I am trying to prove that, when given a bipartite graph $G=(X \cup Y, E)$ with $|X|=|Y|=n$ and edge probability $\frac{1}{2}$, as $n\rightarrow \infty$ the probability of the graph having a perfect matching approaches 1.
After looking at this question, my inclination is to use Hall's theorem, although I can't quite figure out how to prove this.
My answer to the linked question also gives you the proof here, but in the $p = \frac12$ case we can simplify the calculations required.
Our goal is to show that the expected number of sets $S \subseteq X$ or $S \subseteq Y$ with $|N(S)| < |S| \le \frac n2$ goes to $0$. (Here's why it's enough to consider $|S|\le \frac n2$. If $|S| > \frac n2$, say $S \subseteq X$, let $T$ be a subset of $Y \setminus N(S)$ with $n-|S|+1$ elements. Then $N(T) \subseteq X \setminus S$, so $|N(T)| \le n - |S| < |T|$, and we can use $T$ in place of $S$.)

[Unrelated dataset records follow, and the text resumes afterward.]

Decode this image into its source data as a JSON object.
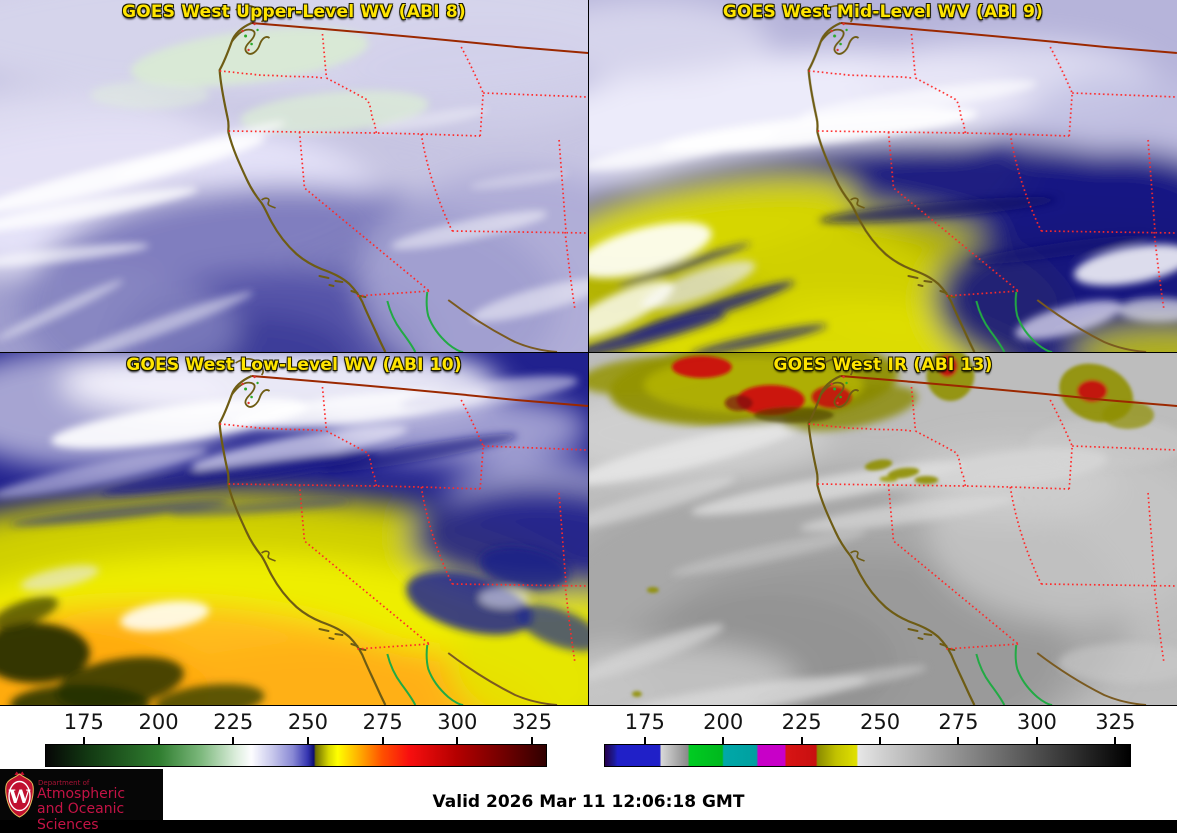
{
  "panels": [
    {
      "key": "abi8",
      "title": "GOES West Upper-Level WV (ABI 8)"
    },
    {
      "key": "abi9",
      "title": "GOES West Mid-Level WV (ABI 9)"
    },
    {
      "key": "abi10",
      "title": "GOES West Low-Level WV (ABI 10)"
    },
    {
      "key": "abi13",
      "title": "GOES West IR (ABI 13)"
    }
  ],
  "colorbars": {
    "wv": {
      "ticks": [
        "175",
        "200",
        "225",
        "250",
        "275",
        "300",
        "325"
      ],
      "range": [
        162,
        330
      ],
      "stops": [
        {
          "v": 162,
          "c": "#060606"
        },
        {
          "v": 176,
          "c": "#123812"
        },
        {
          "v": 200,
          "c": "#2f7d2f"
        },
        {
          "v": 214,
          "c": "#7cb87c"
        },
        {
          "v": 226,
          "c": "#ddeedd"
        },
        {
          "v": 231,
          "c": "#fdfdff"
        },
        {
          "v": 238,
          "c": "#c8c8ec"
        },
        {
          "v": 245,
          "c": "#8888d4"
        },
        {
          "v": 250,
          "c": "#3434b0"
        },
        {
          "v": 252,
          "c": "#0e0e6e"
        },
        {
          "v": 252.6,
          "c": "#6e6e00"
        },
        {
          "v": 257,
          "c": "#d8d800"
        },
        {
          "v": 260,
          "c": "#ffff00"
        },
        {
          "v": 267,
          "c": "#ffb000"
        },
        {
          "v": 275,
          "c": "#ff5000"
        },
        {
          "v": 284,
          "c": "#f80f0f"
        },
        {
          "v": 300,
          "c": "#b40000"
        },
        {
          "v": 316,
          "c": "#700000"
        },
        {
          "v": 330,
          "c": "#300000"
        }
      ]
    },
    "ir": {
      "ticks": [
        "175",
        "200",
        "225",
        "250",
        "275",
        "300",
        "325"
      ],
      "range": [
        162,
        330
      ],
      "stops": [
        {
          "v": 162,
          "c": "#26004d"
        },
        {
          "v": 165,
          "c": "#1c1c9a"
        },
        {
          "v": 166,
          "c": "#2020c8"
        },
        {
          "v": 179.5,
          "c": "#2020c8"
        },
        {
          "v": 180,
          "c": "#d8d8d8"
        },
        {
          "v": 188.5,
          "c": "#8a8a8a"
        },
        {
          "v": 189,
          "c": "#00cc22"
        },
        {
          "v": 199.5,
          "c": "#00b81e"
        },
        {
          "v": 200,
          "c": "#00a8a8"
        },
        {
          "v": 210.5,
          "c": "#00a0a0"
        },
        {
          "v": 211,
          "c": "#c800c8"
        },
        {
          "v": 219.5,
          "c": "#c800c8"
        },
        {
          "v": 220,
          "c": "#d81414"
        },
        {
          "v": 229.5,
          "c": "#c81010"
        },
        {
          "v": 230,
          "c": "#8a8a00"
        },
        {
          "v": 236,
          "c": "#c2c200"
        },
        {
          "v": 242.5,
          "c": "#e0e000"
        },
        {
          "v": 243,
          "c": "#e6e6e6"
        },
        {
          "v": 250,
          "c": "#d2d2d2"
        },
        {
          "v": 330,
          "c": "#000000"
        }
      ]
    }
  },
  "footer": {
    "valid": "Valid 2026 Mar 11 12:06:18 GMT"
  },
  "logo": {
    "w": "W",
    "dept": "Department of",
    "line1": "Atmospheric",
    "line2": "and Oceanic Sciences"
  },
  "colors": {
    "title_text": "#ffe500",
    "coastline": "#6e5c14",
    "state_border": "#ff2a2a",
    "canada_border": "#9b2800",
    "river": "#22aa44",
    "mexico_coast": "#7a5a20",
    "logo_text": "#c41345",
    "footer_bg": "#ffffff"
  }
}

We can bound this expected number by $$ 2\sum_{k=1}^{n/2} \binom nk \binom n{k-1} 2^{-k(n-k+1)} $$ which comes from the following:
To show that this goes to $0$, bound $\binom nk \le n^k$, $\binom n{k-1} \le n^k$, and $2^{-k(n-k+1)} \le 2^{-kn/2}$. Then $$ 2\sum_{k=1}^{n/2} \binom nk \binom n{k-1} 2^{-k(n-k+1)} \le 2 \sum_{k=1}^{n/2} n^{2k} 2^{-kn/2} \le 2 \sum_{k=1}^\infty (n^2 2^{-n/2})^k = 2 \cdot \frac{n^2 2^{-n/2}}{1 - n^2 2^{-n/2}}. $$ As $n \to \infty$, $n^2 2^{-n/2} \to 0$, and therefore this expected value goes to $0$ as well.